The Fair Work Principles ("FWPs") are a procurement policy of the Commonwealth government which requires that government suppliers have a particular form of dispute settlement provision ("DSP") in new enterprise agreements. This requirement does not sit comfortably with the Fair Work Act 2009 and could lead to exposure for government entities and their suppliers.

The Commonwealth government considers that best practice for DSPs includes the capacity for one party to be able to refer a dispute to independent arbitration. The FWPs reinforce that view by requiring that procurement be only from suppliers who have DSPs modelled on that practice in any new enterprise agreements (after 1 January 2010). However, that DSP model is not something that is required under the Fair Work Act.
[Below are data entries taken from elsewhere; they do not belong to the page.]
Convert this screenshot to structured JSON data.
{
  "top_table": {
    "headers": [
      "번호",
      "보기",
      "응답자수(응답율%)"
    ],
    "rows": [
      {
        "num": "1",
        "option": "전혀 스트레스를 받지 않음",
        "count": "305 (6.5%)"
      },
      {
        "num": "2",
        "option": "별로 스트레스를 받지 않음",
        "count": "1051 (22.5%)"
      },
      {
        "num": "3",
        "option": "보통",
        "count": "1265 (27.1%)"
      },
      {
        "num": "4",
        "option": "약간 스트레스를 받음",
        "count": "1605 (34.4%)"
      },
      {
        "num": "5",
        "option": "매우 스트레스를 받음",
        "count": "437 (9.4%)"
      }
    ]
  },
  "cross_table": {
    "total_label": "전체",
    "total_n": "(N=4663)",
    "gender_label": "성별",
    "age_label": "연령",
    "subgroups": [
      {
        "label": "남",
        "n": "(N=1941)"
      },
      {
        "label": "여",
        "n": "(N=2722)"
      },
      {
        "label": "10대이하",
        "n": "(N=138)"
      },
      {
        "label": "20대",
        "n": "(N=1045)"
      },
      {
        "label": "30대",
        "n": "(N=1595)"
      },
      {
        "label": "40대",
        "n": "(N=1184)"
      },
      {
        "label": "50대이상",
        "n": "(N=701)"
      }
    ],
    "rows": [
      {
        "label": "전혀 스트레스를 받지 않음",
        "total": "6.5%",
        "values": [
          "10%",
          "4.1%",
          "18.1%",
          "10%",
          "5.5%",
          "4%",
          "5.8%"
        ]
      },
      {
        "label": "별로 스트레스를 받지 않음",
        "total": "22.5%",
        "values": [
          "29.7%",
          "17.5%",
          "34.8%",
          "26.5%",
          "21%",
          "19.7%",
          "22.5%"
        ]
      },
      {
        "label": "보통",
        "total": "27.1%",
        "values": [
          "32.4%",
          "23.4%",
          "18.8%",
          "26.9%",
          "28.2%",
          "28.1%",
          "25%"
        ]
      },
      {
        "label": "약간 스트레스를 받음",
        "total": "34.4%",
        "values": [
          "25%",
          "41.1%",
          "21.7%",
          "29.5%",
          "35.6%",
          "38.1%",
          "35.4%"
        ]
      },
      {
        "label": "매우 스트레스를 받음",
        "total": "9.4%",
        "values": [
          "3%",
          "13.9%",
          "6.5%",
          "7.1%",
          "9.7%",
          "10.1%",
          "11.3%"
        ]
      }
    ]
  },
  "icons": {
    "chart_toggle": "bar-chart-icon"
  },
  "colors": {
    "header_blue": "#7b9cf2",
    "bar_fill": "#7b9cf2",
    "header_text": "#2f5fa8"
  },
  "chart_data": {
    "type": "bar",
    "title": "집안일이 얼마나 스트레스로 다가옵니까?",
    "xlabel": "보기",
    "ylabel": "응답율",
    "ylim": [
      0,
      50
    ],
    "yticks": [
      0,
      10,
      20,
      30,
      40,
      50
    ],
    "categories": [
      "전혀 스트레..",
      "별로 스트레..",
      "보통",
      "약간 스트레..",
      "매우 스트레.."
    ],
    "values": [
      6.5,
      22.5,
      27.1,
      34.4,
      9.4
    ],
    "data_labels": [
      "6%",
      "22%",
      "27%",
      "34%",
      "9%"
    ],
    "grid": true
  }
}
A common alternative is for enterprise agreements to make arbitration of disputes available only by agreement of both parties to the particular dispute.

Prescribing only one method for arbitration of disputes to occur, when the Fair Work Act allows for others, could amount to a restriction on a workplace right of the parties to the agreement – that is, the workplace right to use a different DSP model. It follows that in these circumstances applying the FWPs to refuse to engage a particular supplier could amount to adverse action taken for reasons that include the existence of that workplace right. Adverse action motivated by that reason can be contrary to the Fair Work Act.

The Commonwealth government has implemented the FWPs to promote what it regards as best practice workplace arrangements amongst its suppliers. If that alone were enough to justify the use of commercial pressure to promote particular workplace arrangements, then any other level of government or purchaser could take a different view on what DSP model is "best practice", and what workplace arrangements amongst its suppliers are a pre-condition for procurement contracts. This could leave suppliers in an impossible position.

The existence of the FWPs should not encourage a view that procurement polices can be introduced without taking into account the Fair Work Act. The general protections provisions of the Fair Work Act, including protection from adverse action based on workplace rights, mean that procurement policies need to be constructed and applied with care whenever they have potential to restrict or alter choices that are protected under the Fair Work Act itself.

Key issues

  • A government entity or supplier which is considering refusing services of a contractor on the basis of a requirement under the FWPs should carefully consider whether a refusal would be consistent with the Fair Work Act.
  • A viewpoint about whether a supplier's enterprise agreement is "best practice", when considered in procurement decisions, is not in itself an excuse for a failure to comply with the Fair Work Act.
  • The Fair Work Act's general protections provisions prevent legitimate choices about conditions in enterprise agreements from being a basis to discriminate between suppliers in certain commercial dealings.